I can see what the other answers are trying to say, but they're not quite right. There IS something very much like a wave function in QFT, and it does describe those things. There also is a Schrodinger equation.
Since you are a layman, I have to ask, to what extent do you know the basics of QM? Are you aware of the Schrodinger equation and the bra-ket formalism? If yes, then I can explain to you very simply what QFT is: exactly the same thing as QM, except that where in QM you typically have observable operators of, say, position $\hat{x}$, and a wave function that depends on time, in QFT position is no longer an operator but a parameter just like time, and the role played by $\hat{x}$ in QM is played by fields $\hat{\phi}(x)$.

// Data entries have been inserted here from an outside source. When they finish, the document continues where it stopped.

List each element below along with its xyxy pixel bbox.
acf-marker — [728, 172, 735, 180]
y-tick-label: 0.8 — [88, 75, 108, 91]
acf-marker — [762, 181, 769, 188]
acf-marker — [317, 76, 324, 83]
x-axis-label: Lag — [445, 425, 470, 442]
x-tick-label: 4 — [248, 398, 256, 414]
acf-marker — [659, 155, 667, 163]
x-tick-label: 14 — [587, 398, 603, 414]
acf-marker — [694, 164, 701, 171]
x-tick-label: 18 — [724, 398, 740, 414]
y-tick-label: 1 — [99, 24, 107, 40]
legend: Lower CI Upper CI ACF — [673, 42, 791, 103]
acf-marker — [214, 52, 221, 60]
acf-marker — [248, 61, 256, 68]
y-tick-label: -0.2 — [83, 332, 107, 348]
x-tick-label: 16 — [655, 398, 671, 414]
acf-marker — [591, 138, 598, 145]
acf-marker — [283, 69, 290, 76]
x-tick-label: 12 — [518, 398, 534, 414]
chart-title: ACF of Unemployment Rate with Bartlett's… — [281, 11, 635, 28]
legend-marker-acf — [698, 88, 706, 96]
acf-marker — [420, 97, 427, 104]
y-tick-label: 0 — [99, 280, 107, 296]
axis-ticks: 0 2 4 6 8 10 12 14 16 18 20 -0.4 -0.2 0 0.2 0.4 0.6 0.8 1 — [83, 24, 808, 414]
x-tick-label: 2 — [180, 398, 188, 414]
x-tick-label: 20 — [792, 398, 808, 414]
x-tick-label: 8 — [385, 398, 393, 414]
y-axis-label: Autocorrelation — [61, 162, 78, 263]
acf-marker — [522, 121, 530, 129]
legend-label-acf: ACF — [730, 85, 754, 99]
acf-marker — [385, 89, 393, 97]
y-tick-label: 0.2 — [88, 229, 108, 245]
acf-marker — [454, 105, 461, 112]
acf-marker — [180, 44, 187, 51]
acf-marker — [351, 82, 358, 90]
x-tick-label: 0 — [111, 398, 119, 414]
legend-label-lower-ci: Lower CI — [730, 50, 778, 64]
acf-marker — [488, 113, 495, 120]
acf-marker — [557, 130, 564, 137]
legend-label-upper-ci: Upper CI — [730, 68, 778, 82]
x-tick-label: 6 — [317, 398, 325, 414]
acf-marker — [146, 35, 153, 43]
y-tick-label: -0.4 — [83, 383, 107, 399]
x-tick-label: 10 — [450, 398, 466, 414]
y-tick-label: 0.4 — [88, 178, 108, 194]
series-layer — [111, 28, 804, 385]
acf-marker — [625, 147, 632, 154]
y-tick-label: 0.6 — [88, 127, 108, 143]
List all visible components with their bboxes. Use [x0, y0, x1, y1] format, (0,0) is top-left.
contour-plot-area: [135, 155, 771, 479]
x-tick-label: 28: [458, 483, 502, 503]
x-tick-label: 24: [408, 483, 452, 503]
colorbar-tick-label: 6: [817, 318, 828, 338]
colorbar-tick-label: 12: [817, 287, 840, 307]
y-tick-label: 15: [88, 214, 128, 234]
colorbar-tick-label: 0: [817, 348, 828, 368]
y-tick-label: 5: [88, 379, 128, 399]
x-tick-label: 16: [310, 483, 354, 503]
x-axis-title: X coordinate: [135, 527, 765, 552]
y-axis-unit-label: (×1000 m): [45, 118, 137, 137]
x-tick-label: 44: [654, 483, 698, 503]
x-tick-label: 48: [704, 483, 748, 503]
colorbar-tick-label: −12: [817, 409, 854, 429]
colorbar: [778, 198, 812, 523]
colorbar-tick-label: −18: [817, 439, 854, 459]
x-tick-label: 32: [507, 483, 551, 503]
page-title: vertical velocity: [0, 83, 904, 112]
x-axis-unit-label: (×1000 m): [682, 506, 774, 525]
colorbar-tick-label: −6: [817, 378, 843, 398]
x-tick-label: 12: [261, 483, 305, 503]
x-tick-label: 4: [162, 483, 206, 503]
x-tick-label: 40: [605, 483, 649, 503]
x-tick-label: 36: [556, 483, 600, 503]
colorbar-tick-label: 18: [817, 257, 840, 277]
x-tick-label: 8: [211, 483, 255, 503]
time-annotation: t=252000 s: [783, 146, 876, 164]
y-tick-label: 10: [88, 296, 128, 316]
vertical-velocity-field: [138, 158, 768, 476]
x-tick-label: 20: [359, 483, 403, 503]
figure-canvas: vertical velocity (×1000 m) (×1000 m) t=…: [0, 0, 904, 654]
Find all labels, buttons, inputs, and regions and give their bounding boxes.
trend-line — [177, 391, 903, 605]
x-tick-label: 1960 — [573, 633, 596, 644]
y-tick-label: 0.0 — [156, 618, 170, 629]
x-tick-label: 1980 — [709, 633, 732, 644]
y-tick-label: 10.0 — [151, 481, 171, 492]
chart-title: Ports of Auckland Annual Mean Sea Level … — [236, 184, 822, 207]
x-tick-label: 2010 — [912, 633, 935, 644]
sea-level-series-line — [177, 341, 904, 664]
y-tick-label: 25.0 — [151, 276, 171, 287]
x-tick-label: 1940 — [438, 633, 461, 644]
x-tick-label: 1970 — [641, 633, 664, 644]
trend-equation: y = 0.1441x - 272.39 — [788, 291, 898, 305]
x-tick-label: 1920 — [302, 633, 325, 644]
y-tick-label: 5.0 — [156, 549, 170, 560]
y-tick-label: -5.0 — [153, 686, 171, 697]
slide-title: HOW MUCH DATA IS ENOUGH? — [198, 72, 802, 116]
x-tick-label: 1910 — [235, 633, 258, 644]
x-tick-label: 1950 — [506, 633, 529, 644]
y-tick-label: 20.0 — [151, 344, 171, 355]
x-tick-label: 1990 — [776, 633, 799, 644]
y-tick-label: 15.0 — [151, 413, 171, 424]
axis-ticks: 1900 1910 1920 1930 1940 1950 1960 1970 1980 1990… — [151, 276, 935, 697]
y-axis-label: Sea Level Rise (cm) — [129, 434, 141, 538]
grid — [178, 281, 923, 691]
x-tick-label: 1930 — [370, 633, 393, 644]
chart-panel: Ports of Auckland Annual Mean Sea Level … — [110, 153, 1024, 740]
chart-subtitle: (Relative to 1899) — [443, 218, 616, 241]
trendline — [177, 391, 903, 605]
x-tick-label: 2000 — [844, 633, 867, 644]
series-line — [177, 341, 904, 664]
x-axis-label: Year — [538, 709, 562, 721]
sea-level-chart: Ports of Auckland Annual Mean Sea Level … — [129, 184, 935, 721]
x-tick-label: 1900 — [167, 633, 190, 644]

Notice how the field depends on the parameter $x$ (which is NOT an operator, like in QM), while in QM the position operator $\hat{x}$ doesn't depend on anything. This is what people mean when they QFT has infinite degrees of freedom, to specify a field completely you need to specify it in every point of space. Conversely, notice that if you got rid of all spacial parameters in QFT and retained only time, you would get something that looks very much like ordinary QM, with $\hat{x}$ being a "field". That's why people say QM is QFT in 1 dimension (that dimension being time).
What is the wavefunction then? Well, it's kinda different from ordinary QM because it's an abstract vector in Hilbert space, you can't just write its value as a number in some place, like you can with QM. It's a bit more complicated than that because it carries a lot more data (remember the infinite degrees of freedom). But what is relatively simple is to produce the wavefunction that corresponds to, say, an electron and a positron as excitations of a quantum EM field at some distant time in the past, produce the wavefunction corresponding to a photon in the distant future, and then find the probability that one state evolves into the other, ie that the electron-positron pair annihilates into a photon (this way of treating problems is called scattering theory). Performing that calculation is how you get the Feynman diagrams.
Bare in mind in QFT people typically use the Heisenberg picture, in which the states ("wavefunctions") remain the same and the fields (or position/momentum operators in QM) evolve with time. I've explained it with the Schrodinger picture because it is probably what you are familiar with. But really both are exactly the same, one transforms into the other by a simple mathematical transformation.